Mit dem Wiederhochfahren von Industrie und Handel war im dritten Quartal eine Belebung des Verkehrsgewerbes verbunden. Trotzdem sind die Unternehmen des Güterverkehrs mit dem Beförderungsvolumen nicht zufrieden. Die Personenbeförderung in Bussen und Taxen bleibt mangels Nachfrage unwirtschaftlich. Die Geschäftsentwicklung im Transportgewerbe bleibt damit kritisch.
Die Geschäftslage der Banken hat sich deutlich stabilisiert. Das Kreditgeschäft mit Firmen- und Privatkunden war im dritten Quartal unverändert expansiv. Die Geschäftserwartungen sind auf­grund der drohenden Kreditausfälle aber rückläufig. Die Versicherungen berichten weiter von einem schwachen Neugeschäft. Gleichzeitig rechnen sie künftig wieder mit neuen Kunden und höheren Beitragseinnahmen.

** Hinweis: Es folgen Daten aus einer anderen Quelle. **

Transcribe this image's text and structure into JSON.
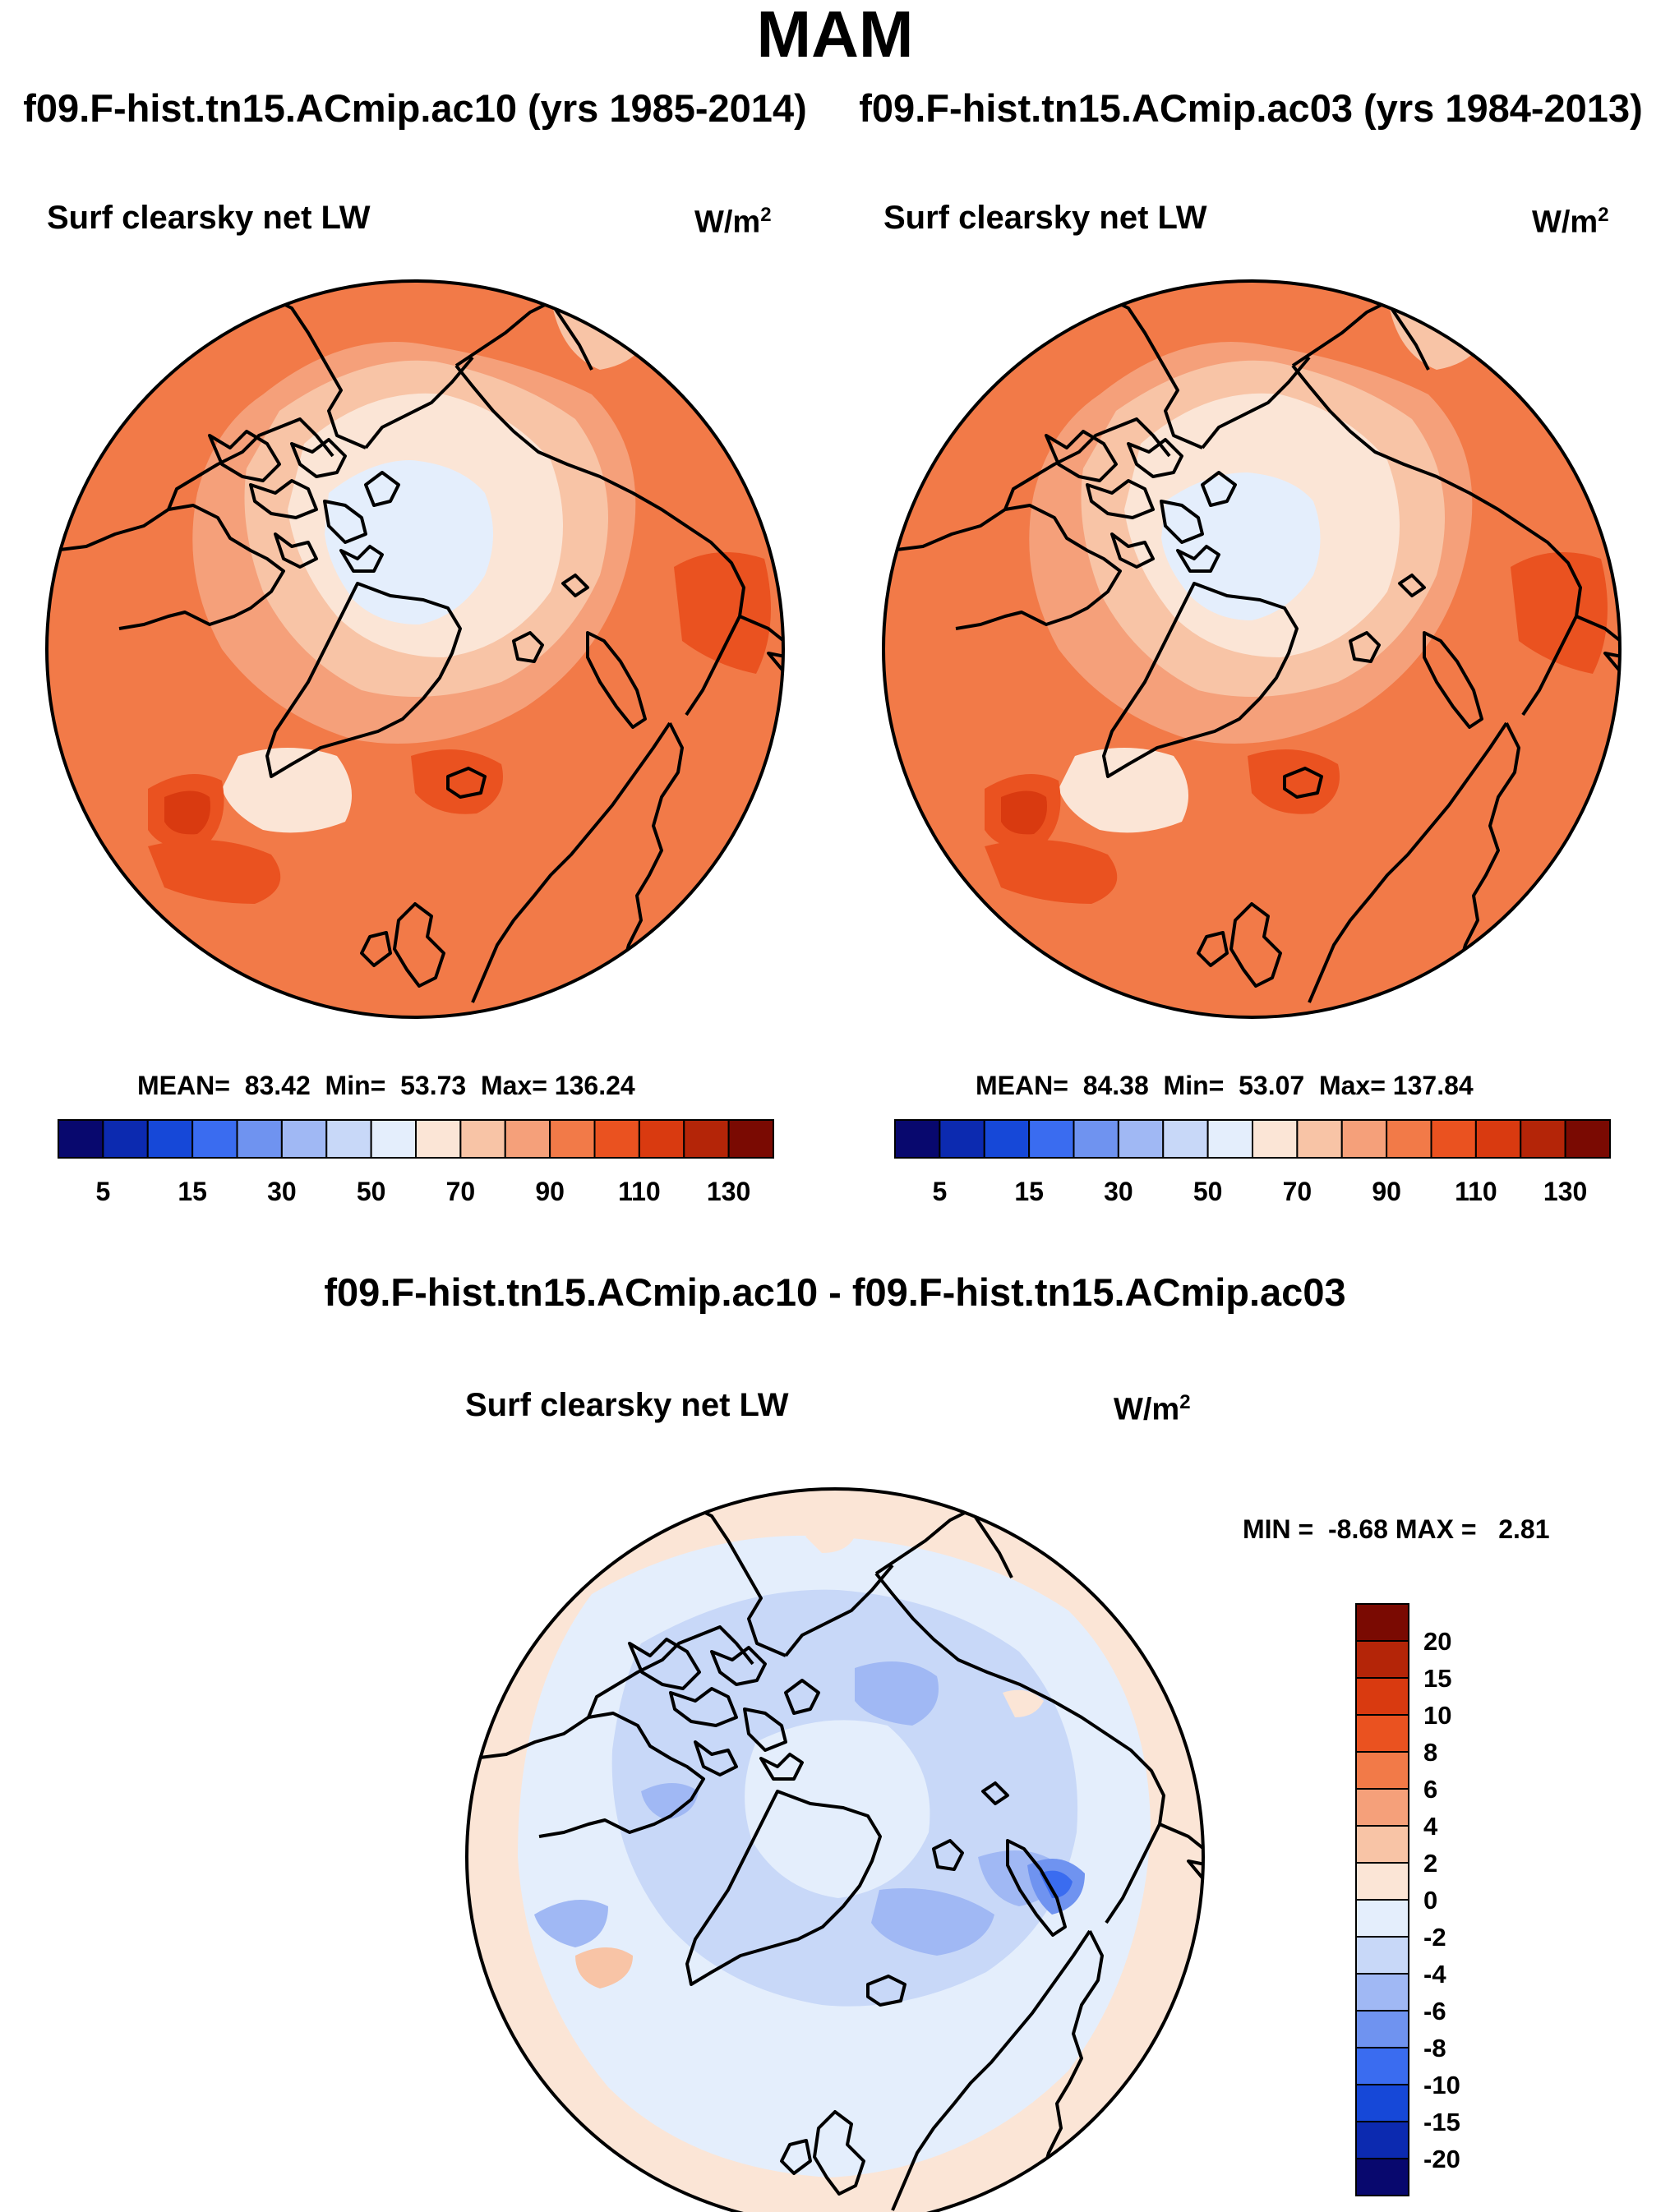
{
  "title": "MAM",
  "case_left": "f09.F-hist.tn15.ACmip.ac10 (yrs 1985-2014)",
  "case_right": "f09.F-hist.tn15.ACmip.ac03 (yrs 1984-2013)",
  "diff_title": "f09.F-hist.tn15.ACmip.ac10 - f09.F-hist.tn15.ACmip.ac03",
  "variable": "Surf clearsky net LW",
  "units_base": "W/m",
  "units_exp": "2",
  "panels": {
    "left": {
      "mean": "83.42",
      "min": "53.73",
      "max": "136.24"
    },
    "right": {
      "mean": "84.38",
      "min": "53.07",
      "max": "137.84"
    },
    "diff": {
      "min": "-8.68",
      "max": "2.81"
    }
  },
  "labels": {
    "mean": "MEAN=",
    "min": "Min=",
    "max": "Max=",
    "diff_min": "MIN =",
    "diff_max": "MAX ="
  },
  "colorbar_main": {
    "colors": [
      "#08086e",
      "#0c2ab0",
      "#1648d8",
      "#3a6cf0",
      "#6f93f0",
      "#a0b8f4",
      "#c8d8f8",
      "#e4eefc",
      "#fbe5d6",
      "#f8c4a6",
      "#f5a07a",
      "#f27a48",
      "#ea5220",
      "#d93a10",
      "#b42508",
      "#7a0a02"
    ],
    "tick_labels": [
      "5",
      "15",
      "30",
      "50",
      "70",
      "90",
      "110",
      "130"
    ]
  },
  "colorbar_diff": {
    "colors": [
      "#08086e",
      "#0c2ab0",
      "#1648d8",
      "#3a6cf0",
      "#6f93f0",
      "#a0b8f4",
      "#c8d8f8",
      "#e4eefc",
      "#fbe5d6",
      "#f8c4a6",
      "#f5a07a",
      "#f27a48",
      "#ea5220",
      "#d93a10",
      "#b42508",
      "#7a0a02"
    ],
    "tick_labels": [
      "20",
      "15",
      "10",
      "8",
      "6",
      "4",
      "2",
      "0",
      "-2",
      "-4",
      "-6",
      "-8",
      "-10",
      "-15",
      "-20"
    ]
  }
}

Bei den Dienstleistungsunternehmen sind die Geschäftsverläufe zwischen den Branchen sehr unterschiedlich. Während die Bereiche Immobilien, Berater, Werbung, Ingenieurbüros und überwiegend auch Medien/IT von einer zufriedenstellenden Entwicklung berichten, haben Zeit­arbeitsunternehmen und Veranstalter kaum Umsätze, geschweige denn Erträge.

Ausblick

Derzeit sind der weitere Verlauf der Pandemie und die daraus resultierenden Maßnahmen nicht abschätzbar. Daher verbieten sich Prognosen zum Wachstum. „Wir müssen jetzt unbedingt einen zweiten Lockdown verhindern, um großen Schaden von unserer Wirtschaft und damit vom Wohlstand abzuwenden. Wenn es erforderlich wird, müssen differenzierte, passgenaue Maßnahmen statt pauschaler Schließungen erfolgen“, so Maike Bielfeldt. „Viele Unternehmen brauchen noch Maßnahmen für die Liquiditätssicherung. Jedes an sich gesunde Unternehmen, das wir jetzt stützen, hilft uns im Aufschwung. Die Erholung von der Krise wird jedenfalls noch länger dauern“, so die Einschätzung der IHKN-Chefin.